B. UN TEXTE EN DÉFINITIVE DÉCEVANT

Pour autant, la proximité apparente entre le projet de loi et le texte adopté par le Sénat ne peut occulter l'essentiel. Le texte qui nous est soumis aujourd'hui se révèle décevant.

A côté de mesures techniques parfois utiles, se trouvent de véritables " usines à gaz " (plans d'épargne interentreprises, PPESV, fonds d'épargne solidaire) qui, loin de simplifier les dispositifs existants, ne font que brouiller la lisibilité d'ensemble du système.

Mais le plus grave n'est pas là.

Le texte du Gouvernement se caractérise en effet avant tout par des ambiguïtés dangereuses et une lacune évidente.

1. Des ambiguïtés dangereuses

En réalité, les similitudes apparentes entre le projet de loi et le texte adopté au Sénat restent insuffisantes pour ne pas mettre en lumière une différence d'approche fondamentale .

Pour le Sénat, il s'agissait finalement d'adapter l'ensemble des dispositifs de participation pour favoriser le développement de l'actionnariat salarié dans le sens du progrès social.

L'épargne salariale et a fortiori l'actionnariat salarié ne peuvent se résumer à une simple " coquille vide " servant simplement à fournir un complément de rémunération. Ils doivent au contraire se traduire par une participation croissante du salarié actionnaire à la marche de l'entreprise et surtout aux décisions qui engagent le destin de l'entreprise. C'est pour cela qu'ils doivent être fidélisés et organisés afin de permettre l'émergence d'un pôle d'actionnariat stable et collectif, seul capable de fournir un contrepoids suffisant à la puissance des autres pôles d'actionnariat de l'entreprise.

C'est à ces conditions seulement que l'épargne salariale et l'actionnariat salarié pourront réellement constituer une " révolution sociale " pour reprendre l'expression chère au Président Poncelet.

A l'inverse, le texte du Gouvernement s'inscrit lui dans une perspective qui, en dépit de certains faux-semblants, tend à privilégier l'approche financière.

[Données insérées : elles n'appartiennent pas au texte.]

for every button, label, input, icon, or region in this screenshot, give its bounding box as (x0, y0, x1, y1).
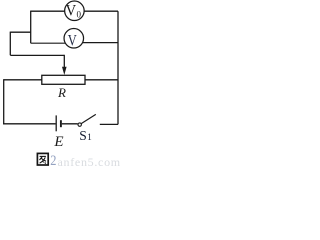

Il est en effet à craindre que le Gouvernement ne cherche ici à apporter une réponse à deux questions très éloignées de cette problématique sociale : le financement des retraites et la stagnation du pouvoir d'achat.

Les PPESV, du moins dans leur version originale, apparaissent en effet comme des ersatz à la mise en place de réels fonds de pension et de plans d'épargne retraite. Il semble bien que, reportant continuellement la nécessaire réforme des retraites, le Gouvernement ait voulu permettre aux salariés de se constituer une épargne longue pouvant leur servir de complément de retraite. L'épargne salariale deviendrait alors un pis-aller à l'épargne retraite.

Le débat à l'Assemblée nationale a cependant permis d'éclaircir en partie cette question. Par la suppression de la sortie en rente et par la possibilité d'une sortie " glissante ", le PPESV se rapproche d'un plan d'épargne à long terme même s'il constitue toujours un " produit hybride ". A ce propos, votre rapporteur pour avis ne peut que regretter que ni le Gouvernement, ni l'Assemblée nationale n'aient choisi la solution la plus simple qu'il avait d'ailleurs proposée dans son rapport d'information : moduler les aides financières de l'entreprise (abondement et décote pour les actions) en fonction de la durée d'immobilisation des sommes dans le PEE, cette durée d'immobilisation pouvant alors dépasser cinq ans, lorsqu'un accord collectif le prévoit.

La seconde ambiguïté concerne la nature même de l'épargne salariale. Il n'est pas exclus que, conscient de l'impact défavorable de la mise en place des 35 heures pour l'évolution des salaires, le Gouvernement ait souhaité favoriser l'extension des compléments de rémunération afin de compenser la stagnation du pouvoir d'achat.

Votre rapporteur s'inquiète d'une telle dérive si elle devait se confirmer. Les dispositifs d'épargne salariale n'ont en effet ni vocation à se substituer aux rémunérations, ni vocation à compenser la stagnation des salaires. Leur logique est tout autre : ils visent à une meilleure association du salarié et de l'entreprise.